ADT countered that the alarm likely did go off, Harper and Peterson said.
The legal team assembled a mountain of evidence they prepared to bring to trial, including some heavy-duty research.
The duo explained how they worked with more than a dozen focus groups that functioned as non-binding juries. They also hired a company that produced a 360-degree video presentation of the Lee house that was to be shown to a jury.
"That's what we'd tell (ADT lawyers)," Harper said. "You've got experts, but we've got facts."
The case was resolved out of court in October 2011, just as it was about to go to trial.
Enforcing the unenforceable
During legal proceedings, the Woodbury lawyers were able to get a piece of law clarified that they said also represented a pivotal point in the suit.

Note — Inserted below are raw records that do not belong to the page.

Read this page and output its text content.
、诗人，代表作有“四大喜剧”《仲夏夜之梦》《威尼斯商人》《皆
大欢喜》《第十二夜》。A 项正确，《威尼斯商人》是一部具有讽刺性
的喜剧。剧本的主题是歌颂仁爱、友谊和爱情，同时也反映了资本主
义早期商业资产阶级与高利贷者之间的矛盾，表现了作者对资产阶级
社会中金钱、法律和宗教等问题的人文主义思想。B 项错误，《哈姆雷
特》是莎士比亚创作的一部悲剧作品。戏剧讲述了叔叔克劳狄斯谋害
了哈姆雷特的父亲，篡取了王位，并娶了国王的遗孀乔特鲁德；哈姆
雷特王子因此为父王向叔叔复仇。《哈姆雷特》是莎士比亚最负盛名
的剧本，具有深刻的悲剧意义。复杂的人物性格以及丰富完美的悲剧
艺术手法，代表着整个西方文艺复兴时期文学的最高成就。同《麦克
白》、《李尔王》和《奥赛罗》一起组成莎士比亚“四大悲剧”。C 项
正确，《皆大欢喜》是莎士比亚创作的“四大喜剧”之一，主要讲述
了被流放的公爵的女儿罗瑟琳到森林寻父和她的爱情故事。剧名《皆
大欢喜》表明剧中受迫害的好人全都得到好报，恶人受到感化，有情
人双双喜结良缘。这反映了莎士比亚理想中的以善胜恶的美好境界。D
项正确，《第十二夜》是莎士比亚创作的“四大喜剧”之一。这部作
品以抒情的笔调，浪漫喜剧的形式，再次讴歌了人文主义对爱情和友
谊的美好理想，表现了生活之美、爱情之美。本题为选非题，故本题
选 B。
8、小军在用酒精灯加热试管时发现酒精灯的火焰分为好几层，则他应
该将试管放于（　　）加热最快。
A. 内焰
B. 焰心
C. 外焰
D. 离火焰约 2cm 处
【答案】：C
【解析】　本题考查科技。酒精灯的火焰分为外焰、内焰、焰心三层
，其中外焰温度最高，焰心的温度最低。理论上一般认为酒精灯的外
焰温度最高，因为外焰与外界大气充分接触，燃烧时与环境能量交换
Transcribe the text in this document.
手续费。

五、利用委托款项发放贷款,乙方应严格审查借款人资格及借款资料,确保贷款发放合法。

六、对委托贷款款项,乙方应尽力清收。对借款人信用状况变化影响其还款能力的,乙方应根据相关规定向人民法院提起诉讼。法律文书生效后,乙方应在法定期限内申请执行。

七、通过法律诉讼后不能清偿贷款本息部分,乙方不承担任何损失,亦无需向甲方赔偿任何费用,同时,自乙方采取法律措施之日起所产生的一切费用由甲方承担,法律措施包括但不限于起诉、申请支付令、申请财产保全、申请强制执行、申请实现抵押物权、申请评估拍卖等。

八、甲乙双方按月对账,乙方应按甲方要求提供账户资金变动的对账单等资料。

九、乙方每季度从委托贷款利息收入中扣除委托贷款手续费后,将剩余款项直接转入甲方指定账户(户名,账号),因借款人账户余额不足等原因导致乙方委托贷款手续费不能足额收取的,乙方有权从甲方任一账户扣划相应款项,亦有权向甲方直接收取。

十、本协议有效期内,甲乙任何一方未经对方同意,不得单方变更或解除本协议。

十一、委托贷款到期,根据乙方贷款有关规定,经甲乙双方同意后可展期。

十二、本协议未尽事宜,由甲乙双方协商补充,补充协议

Peterson said ADT's contract called for a liability limitation that was capped at $500. If enforced by the courts, the limit meant ADT was only on the hook for a $500 settlement.
Judges regularly strike down challenges to those limits in cases of "ordinary negligence," Peterson explained. When intentional conduct is proven, those limits can be lifted by the courts, he said.
But he said the Lee case fell somewhere between "ordinary negligence" and intentional conduct, which required clarification from the courts.
"Did we need a higher degree of negligence?" Peterson said.
What the 8th U.S. Circuit Court of Appeals settled on was not to enforce the $500 limit if companies have knowledge of a danger and continue to act negligently, Peterson explained. He said the category was actually on the books, but had been absorbed into another part of the law, leaving the landscape "muddied," as the courts called it.
The Woodbury lawyers paved the way to "an exception of the enforcement," Peterson said. The decision also freed up the lawyers to pursue damages beyond the $500 ADT was offering.
Peterson said he hopes the decision will create an ongoing effect in other cases involving personal injury suits involving security companies.
"That's the kind of thing we hope was accomplished here," he said.
He and Harper said they might attempt to lobby Minnesota lawmakers to make that contract provision unenforceable in the state.
Security companies, Peterson said, "shouldn't be ones to hide behind security limitations."